Bobot Bibit Bebed merupakan istilah untuk melakukan seleksi awal 
dalam memilih pasangan yang berkualitas. Bobot diartikan dengan 
berbobot atau bermutu. Dari kemampuan berpikir, cara mengolah emosi 
dan prestasi yang dihasilkan, seseorang akan menunjukan seberapa 
tinggi kemampuannya serta seberapa besar bobotnya. Bibit `benih' 
keturunan. Di mana ia dilahirkan? Siapa orang tuanya? Dari lingkungan 
sosial dan keluarga yang baik-baik, biasanya akan melahirkan 
keturunan yang baik pula. Bebed – bebedan, cara berpakaian atau 
penampilan. Bebed menunjukan cara sesorang membawa diri, bergaul dan 
bertingkah laku. Idealnya, ketiga hal tersebut baik adanya.

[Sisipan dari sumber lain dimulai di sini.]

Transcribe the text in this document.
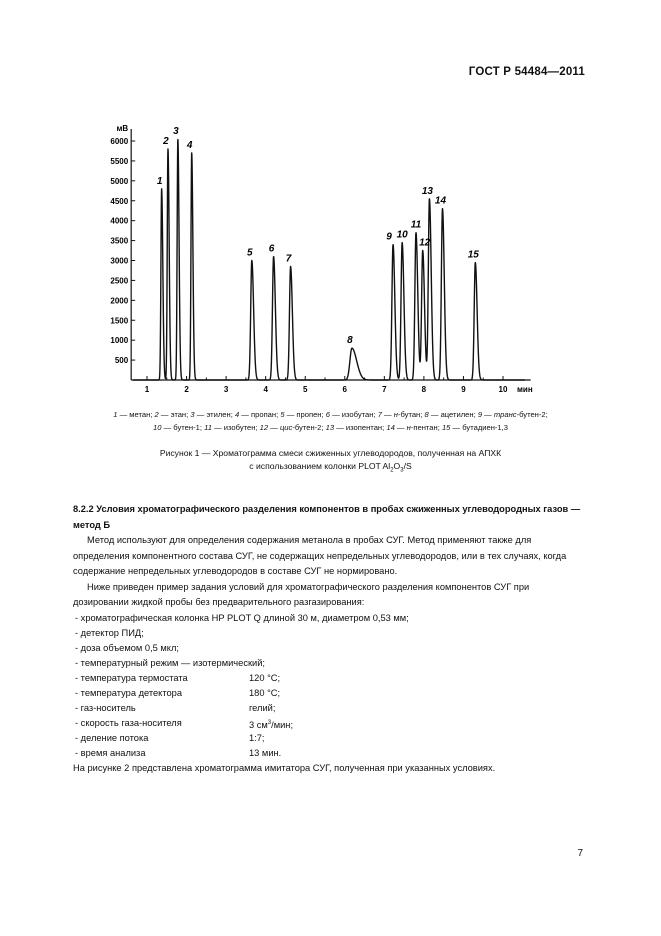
ГОСТ Р 54484—2011
500
1000
1500
2000
2500
3000
3500
4000
4500
5000
5500
6000
мВ
1	2	3	4	5	6	7	8	9	10 мин
1
2
3
4
5 6
7
8
9 10
11
12
13
14
15
1 — метан; 2 — этан; 3 — этилен; 4 — пропан; 5 — пропен; 6 — изобутан; 7 — н-бутан; 8 — ацетилен; 9 — транс-бутен-2;
10 — бутен-1; 11 — изобутен; 12 — цис-бутен-2; 13 — изопентан; 14 — н-пентан; 15 — бутадиен-1,3
Рисунок 1 — Хроматограмма смеси сжиженных углеводородов, полученная на АПХК
с использованием колонки PLOT $Al_2O_3/S$

8.2.2 Условия хроматографического разделения компонентов в пробах сжиженных углеводородных газов — метод Б

Метод используют для определения содержания метанола в пробах СУГ. Метод применяют также для определения компонентного состава СУГ, не содержащих непредельных углеводородов, или в тех случаях, когда содержание непредельных углеводородов в составе СУГ не нормировано.

Ниже приведен пример задания условий для хроматографического разделения компонентов СУГ при дозировании жидкой пробы без предварительного разгазирования:

- хроматографическая колонка HP PLOT Q длиной 30 м, диаметром 0,53 мм;
- детектор ПИД;
- доза объемом 0,5 мкл;
- температурный режим — изотермический;
- температура термостата	120 °С;
- температура детектора	180 °С;
- газ-носитель	гелий;
- скорость газа-носителя	3 $см^3$/мин;
- деление потока	1:7;
- время анализа	13 мин.

На рисунке 2 представлена хроматограмма имитатора СУГ, полученная при указанных условиях.

7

Menambahi informasi dari Mas Seto, saya berpendapat bahwa Bobot, untuk mengetahui general intellectual capacity. Bukan untuk meneliti apakah gelar akademik-nya sah atau palsu, tetapi lebih pada melihat ada atau tidaknya kemampuan atau kecerdasan emosi, kemampuan membangun relasi, sifat kepemimpinan, spiritual, dan sejenisnya, yang semuanya menjadi syarat cukup bagi suksesnya rumah tangga. Banyak orang sekolahnya tinggi tetapi kalau lagi marah suka nggaplok anak-istrinya. Atau, meski sudah punya jabatan tinggi tetapi masih suka menipu diri sendiri, keluarga dan orang lain.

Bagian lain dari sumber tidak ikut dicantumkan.